Here in Dharamsala, in the far north of India, 220 Tibetan nuns are engaging in the highly demanding art of Buddhist theological debate for the first time in history. No mere intellectual exercise, the practise requires intellectual rigour, mental flexibility, confidence—and plenty of clapping and stomping to emphasize the more obscure points of Buddhist philosophy—hardly behaviour traditionally sanctioned for Tibetan religious women. But everything here is new—including the nunnery itself, consecrated by the Dalai Lama a little more than a year ago.
Many who have found refuge here fled Tibet under difficult circumstances. Some watched as their nunneries were destroyed; others were imprisoned and tortured for peacefully demonstrating against the Communist regime in Tibet, for refusing to denounce the Dalai Lama or even for owning pictures of him.
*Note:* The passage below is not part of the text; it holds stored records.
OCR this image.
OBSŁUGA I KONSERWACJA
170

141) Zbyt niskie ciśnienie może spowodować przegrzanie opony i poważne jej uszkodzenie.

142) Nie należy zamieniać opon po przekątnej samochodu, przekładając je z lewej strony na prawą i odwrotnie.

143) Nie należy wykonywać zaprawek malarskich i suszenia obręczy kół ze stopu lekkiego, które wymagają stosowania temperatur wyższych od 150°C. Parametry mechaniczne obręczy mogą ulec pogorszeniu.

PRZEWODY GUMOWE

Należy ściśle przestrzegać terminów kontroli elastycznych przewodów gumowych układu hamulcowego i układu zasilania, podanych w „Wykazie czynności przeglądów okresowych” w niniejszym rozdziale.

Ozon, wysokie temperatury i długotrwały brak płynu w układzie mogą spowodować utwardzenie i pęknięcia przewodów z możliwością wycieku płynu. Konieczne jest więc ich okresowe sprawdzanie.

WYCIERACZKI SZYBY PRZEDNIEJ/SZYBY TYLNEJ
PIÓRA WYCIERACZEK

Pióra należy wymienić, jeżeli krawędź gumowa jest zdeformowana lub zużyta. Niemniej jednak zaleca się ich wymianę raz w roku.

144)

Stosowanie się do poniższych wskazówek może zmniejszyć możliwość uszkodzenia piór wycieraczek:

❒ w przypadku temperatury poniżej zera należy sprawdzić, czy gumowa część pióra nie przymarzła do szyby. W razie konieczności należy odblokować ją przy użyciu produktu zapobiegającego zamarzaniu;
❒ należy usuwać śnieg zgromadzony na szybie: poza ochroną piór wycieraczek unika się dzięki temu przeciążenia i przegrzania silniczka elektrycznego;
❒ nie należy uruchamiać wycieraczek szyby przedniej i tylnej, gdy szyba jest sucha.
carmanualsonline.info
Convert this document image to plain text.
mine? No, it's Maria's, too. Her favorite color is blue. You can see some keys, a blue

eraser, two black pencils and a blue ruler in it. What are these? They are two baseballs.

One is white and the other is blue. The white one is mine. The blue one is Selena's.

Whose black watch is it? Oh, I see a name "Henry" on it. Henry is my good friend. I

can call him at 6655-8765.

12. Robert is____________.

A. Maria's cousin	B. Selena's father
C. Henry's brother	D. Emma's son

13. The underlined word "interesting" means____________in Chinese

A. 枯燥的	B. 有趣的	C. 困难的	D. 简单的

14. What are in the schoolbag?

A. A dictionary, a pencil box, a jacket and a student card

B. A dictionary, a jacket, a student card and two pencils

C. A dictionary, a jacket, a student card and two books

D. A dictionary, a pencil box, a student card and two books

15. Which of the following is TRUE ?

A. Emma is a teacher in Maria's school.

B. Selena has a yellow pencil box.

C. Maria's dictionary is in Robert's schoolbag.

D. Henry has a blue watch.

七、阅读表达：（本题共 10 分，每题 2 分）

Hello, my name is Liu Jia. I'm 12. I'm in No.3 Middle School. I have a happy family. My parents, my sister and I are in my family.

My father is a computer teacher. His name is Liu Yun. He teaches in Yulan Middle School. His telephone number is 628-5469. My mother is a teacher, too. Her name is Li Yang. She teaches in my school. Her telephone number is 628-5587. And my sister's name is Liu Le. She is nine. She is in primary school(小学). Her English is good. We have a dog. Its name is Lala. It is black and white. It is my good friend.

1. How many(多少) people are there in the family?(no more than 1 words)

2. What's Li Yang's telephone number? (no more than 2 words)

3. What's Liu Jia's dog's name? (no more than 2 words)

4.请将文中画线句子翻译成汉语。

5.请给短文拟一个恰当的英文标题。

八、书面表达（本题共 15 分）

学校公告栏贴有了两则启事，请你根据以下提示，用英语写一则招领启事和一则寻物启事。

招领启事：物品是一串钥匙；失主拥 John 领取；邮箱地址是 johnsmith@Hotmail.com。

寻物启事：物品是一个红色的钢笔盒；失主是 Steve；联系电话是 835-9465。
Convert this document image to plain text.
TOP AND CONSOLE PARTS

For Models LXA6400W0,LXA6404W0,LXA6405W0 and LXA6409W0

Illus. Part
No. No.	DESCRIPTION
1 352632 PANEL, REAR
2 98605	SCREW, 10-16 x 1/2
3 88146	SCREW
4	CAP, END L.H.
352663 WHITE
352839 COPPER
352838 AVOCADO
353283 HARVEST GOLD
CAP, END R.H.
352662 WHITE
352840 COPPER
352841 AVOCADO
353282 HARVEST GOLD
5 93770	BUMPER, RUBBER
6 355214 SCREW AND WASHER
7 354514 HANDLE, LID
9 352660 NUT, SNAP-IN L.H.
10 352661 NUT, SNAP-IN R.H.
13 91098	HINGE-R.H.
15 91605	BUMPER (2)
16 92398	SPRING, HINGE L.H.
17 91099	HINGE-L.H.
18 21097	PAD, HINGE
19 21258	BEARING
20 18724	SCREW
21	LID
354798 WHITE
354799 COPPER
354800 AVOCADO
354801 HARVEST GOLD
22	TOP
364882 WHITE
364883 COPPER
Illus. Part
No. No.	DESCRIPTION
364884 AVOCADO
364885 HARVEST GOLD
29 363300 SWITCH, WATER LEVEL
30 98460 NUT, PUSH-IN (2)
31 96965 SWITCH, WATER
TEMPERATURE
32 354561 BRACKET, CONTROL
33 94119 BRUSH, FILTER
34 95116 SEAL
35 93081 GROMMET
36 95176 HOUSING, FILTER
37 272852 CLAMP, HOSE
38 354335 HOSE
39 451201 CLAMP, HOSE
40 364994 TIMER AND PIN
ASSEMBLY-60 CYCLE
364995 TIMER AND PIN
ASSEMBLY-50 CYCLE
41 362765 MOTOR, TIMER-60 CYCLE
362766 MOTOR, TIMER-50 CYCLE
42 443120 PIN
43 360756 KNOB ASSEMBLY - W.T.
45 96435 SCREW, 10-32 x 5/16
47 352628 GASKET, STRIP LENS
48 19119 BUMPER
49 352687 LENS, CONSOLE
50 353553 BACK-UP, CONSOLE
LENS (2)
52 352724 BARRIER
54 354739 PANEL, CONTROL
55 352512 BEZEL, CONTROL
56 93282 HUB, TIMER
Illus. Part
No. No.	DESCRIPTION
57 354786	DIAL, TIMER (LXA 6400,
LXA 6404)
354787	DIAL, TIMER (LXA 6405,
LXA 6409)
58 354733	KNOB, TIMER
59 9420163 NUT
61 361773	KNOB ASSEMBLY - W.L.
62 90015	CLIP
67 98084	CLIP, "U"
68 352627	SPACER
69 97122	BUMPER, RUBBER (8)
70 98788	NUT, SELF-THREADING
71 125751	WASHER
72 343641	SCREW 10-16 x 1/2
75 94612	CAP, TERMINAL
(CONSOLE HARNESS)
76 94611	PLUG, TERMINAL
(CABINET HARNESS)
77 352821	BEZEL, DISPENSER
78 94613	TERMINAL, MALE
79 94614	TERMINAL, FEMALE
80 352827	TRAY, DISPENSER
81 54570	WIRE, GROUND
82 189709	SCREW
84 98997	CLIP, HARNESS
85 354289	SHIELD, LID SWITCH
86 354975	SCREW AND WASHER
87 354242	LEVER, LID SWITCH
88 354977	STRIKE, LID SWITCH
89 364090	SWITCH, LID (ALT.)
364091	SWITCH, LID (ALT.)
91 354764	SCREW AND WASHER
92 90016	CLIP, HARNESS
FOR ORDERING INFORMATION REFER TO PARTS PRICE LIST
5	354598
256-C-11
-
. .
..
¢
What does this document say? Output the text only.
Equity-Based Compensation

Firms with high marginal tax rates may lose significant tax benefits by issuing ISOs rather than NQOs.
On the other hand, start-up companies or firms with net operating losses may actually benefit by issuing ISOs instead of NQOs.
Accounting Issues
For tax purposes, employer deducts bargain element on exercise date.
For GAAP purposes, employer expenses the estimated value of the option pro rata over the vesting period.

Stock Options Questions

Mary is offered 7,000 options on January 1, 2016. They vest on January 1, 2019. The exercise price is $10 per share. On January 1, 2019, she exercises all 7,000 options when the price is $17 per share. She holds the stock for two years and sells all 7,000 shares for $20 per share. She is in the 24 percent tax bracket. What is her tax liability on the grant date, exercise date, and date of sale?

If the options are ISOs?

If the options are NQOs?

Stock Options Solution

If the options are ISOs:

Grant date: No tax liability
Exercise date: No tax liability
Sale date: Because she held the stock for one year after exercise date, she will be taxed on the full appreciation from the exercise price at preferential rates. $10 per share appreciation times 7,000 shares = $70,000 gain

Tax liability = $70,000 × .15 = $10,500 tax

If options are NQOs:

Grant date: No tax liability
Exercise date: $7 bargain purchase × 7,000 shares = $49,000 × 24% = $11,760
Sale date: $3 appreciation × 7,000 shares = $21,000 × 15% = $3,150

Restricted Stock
The treacherous journey through Himalayan passes and past Chinese border guards also took its toll. Last fall, as a group of ­Tibetans tried to walk over a high pass toward the Nepalese border, Kelsang Namtso, a 17-year-old nun, was fatally shot by the guards and left to die, while others were arrested. According to some reports, Kelsang had been on her way to Dolma Ling.
Tibetan nuns’ training has traditionally been far less rigorous than that of monks, who maintain libraries, study philosophy and engage in debate according to their monastery’s lineage or tradition. By contrast, ­women’s religious lives have been dominated by prayer, ritual and memorization. This new opportunity for education is a beacon for many Tibetan ani (“nuns”), 90 percent of whom are illiterate when they arrive at Dolma Ling.
But the nunnery offers a full slate of classes, leading for the first time to the highest academic degree for Buddhist scholars, the Geshe, for those who wish to pursue it. And with the Dalai Lama’s support, an effort is underway to remove the obstacles that have prevented women from gaining full ordination as nuns.
This remarkable development is due, in large part, to the international staff and volunteers of the Tibetan Nuns Project, who have devoted almost two decades of fundraising, planning and organizing to get to this point. By getting an education, as well as learning practical skills involving crafts and computers, hundreds of nuns at Dolma Ling, Geden Choeling, Shugsep and Tilokpur—sister nunneries in the Dharamsala region—are working hard toward greater independence. The nuns at Dolma Ling even helped build their campus, hauling sand and stones to save labour costs.
As painful as it is, exile is beginning to bring the Tibetan ani advantages they might never have had in their own land.